6.2 Data Confidentiality.
Covercy will hold all Customer Data in strict confidence and will not sell such Data.

6.3 Privacy Policy.
Your use of the Platform is also governed by our Privacy Policy, which is incorporated herein by reference and available at https://www.covercy.com/privacy/. The Privacy Policy may be changed from time to time in line with the rules specified therein.


7. Security

7.1 Industry-Standard Security Measures.
Covercy employs industry-standard security measures to protect Customer Data, including:

  • SSL/TLS Encryption: All data transmitted between the Customer’s browser and our servers is encrypted using SSL/TLS.
  • Access Controls: Strict access controls are in place to ensure that only authorized personnel have access to Customer Data.
  • Incident Response: A documented incident response plan is in place for the detection, notification, and remediation of security incidents.
  • Periodic Security Audits: Covercy conducts regular security audits and assessments to identify and mitigate vulnerabilities.
  • Employee Training: Regular security and data protection training is provided to all employees.

8. Third-Party Services

8.1 Customer-Facing Integrations.
The Platform includes integrations with third‑party services such as Rent Manager, Dropbox Sign, Filestack, Plaid, Unit, and Currency Cloud. Use of these services may be subject to the respective party’s terms and conditions.


9. Dispute Resolution

9.1 Initial Negotiation.
In the event of any dispute arising out of or relating to this Agreement, the parties agree to first attempt to resolve the dispute through informal negotiations for a period of thirty (30) days.

9.2 Binding Arbitration.
If the dispute is not resolved within the negotiation period, it shall be resolved by binding arbitration administered by the American Arbitration Association (“AAA”), unless the parties mutually agree to an alternative arbitration provider. The arbitration shall take place in Delaware, and the arbitrator’s decision shall be final and binding. Notwithstanding the foregoing, either party may seek injunctive or other equitable relief in a court of competent jurisdiction to protect its intellectual property rights or confidential information.

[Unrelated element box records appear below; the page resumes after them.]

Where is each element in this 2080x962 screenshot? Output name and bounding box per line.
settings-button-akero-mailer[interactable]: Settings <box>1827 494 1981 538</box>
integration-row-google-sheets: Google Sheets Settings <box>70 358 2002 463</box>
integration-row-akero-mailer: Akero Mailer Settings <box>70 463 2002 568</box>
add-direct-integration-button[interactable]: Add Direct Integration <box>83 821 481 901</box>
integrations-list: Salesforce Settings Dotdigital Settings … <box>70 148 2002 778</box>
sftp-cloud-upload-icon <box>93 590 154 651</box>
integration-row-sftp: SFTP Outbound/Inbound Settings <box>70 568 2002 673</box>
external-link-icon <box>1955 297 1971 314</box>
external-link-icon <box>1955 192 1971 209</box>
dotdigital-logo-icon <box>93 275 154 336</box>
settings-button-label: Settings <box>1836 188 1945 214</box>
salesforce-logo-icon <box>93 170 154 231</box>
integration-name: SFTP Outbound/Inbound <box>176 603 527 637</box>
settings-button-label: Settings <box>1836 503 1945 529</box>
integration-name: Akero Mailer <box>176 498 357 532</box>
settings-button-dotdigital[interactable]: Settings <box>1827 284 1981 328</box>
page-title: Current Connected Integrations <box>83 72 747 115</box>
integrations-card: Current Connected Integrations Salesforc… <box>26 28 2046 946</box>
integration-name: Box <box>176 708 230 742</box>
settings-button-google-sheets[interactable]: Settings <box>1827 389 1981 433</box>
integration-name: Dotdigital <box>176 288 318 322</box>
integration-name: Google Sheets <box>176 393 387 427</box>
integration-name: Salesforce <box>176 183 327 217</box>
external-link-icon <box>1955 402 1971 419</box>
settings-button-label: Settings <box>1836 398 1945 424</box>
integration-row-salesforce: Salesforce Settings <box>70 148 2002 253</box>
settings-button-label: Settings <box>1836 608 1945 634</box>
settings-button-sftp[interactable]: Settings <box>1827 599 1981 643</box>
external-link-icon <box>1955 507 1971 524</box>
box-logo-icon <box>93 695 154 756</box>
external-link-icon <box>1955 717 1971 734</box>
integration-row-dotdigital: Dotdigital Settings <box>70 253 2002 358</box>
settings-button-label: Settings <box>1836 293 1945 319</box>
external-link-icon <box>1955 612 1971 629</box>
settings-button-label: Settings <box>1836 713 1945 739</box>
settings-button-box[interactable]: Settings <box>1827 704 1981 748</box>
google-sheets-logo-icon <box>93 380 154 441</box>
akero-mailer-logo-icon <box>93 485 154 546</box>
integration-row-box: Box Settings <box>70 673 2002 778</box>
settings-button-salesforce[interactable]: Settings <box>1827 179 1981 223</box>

10. Limitation of Liability and Indemnification

10.1 Limitation of Liability.
To the fullest extent permitted by applicable law, Covercy’s aggregate liability for any claim arising out of or relating to this Agreement shall be limited to the total fees actually paid by the Customer to Covercy during the 12‑month period immediately preceding the event giving rise to the claim. In no event shall Covercy be liable for any indirect, incidental, consequential, special, or punitive damages, or any damages for loss of profits, revenue, data, or use, even if advised of the possibility of such damages.

10.2 Indemnification.
The Customer agrees to indemnify, defend, and hold harmless Covercy, its affiliates, officers, directors, and employees from and against any claims, damages, losses, liabilities, costs, and expenses (including reasonable attorneys’ fees) arising out of or related to:

  • (a) the Customer’s use or misuse of the Platform;
  • (b) any breach of this Agreement by the Customer; or
  • (c) violation of any applicable laws or regulations by the Customer.

11. Miscellaneous

11.1 Contracting Entity.
The contracting entity under this Agreement is Covercy Inc., a Delaware corporation.

11.2 Entire Agreement.
This Agreement constitutes the entire agreement between the parties regarding the subject matter hereof and supersedes all prior or contemporaneous understandings, agreements, representations, or warranties, whether written or oral.

11.3 Severability.
If any provision of this Agreement is found to be invalid or unenforceable, the remaining provisions shall continue in full force and effect.

11.4 Waiver.
No waiver of any breach of any provision of this Agreement shall be deemed a waiver of any subsequent breach.

11.5 Assignment.
Covercy may assign this Agreement without restriction, provided that the assignee continues to provide services in line with this Agreement. The Customer may not assign or transfer any rights or obligations under this Agreement without the prior written consent of Covercy.


By subscribing to and using the Covercy GP Platform, you acknowledge that you have read, understood, and agree to be bound by these Terms and Conditions.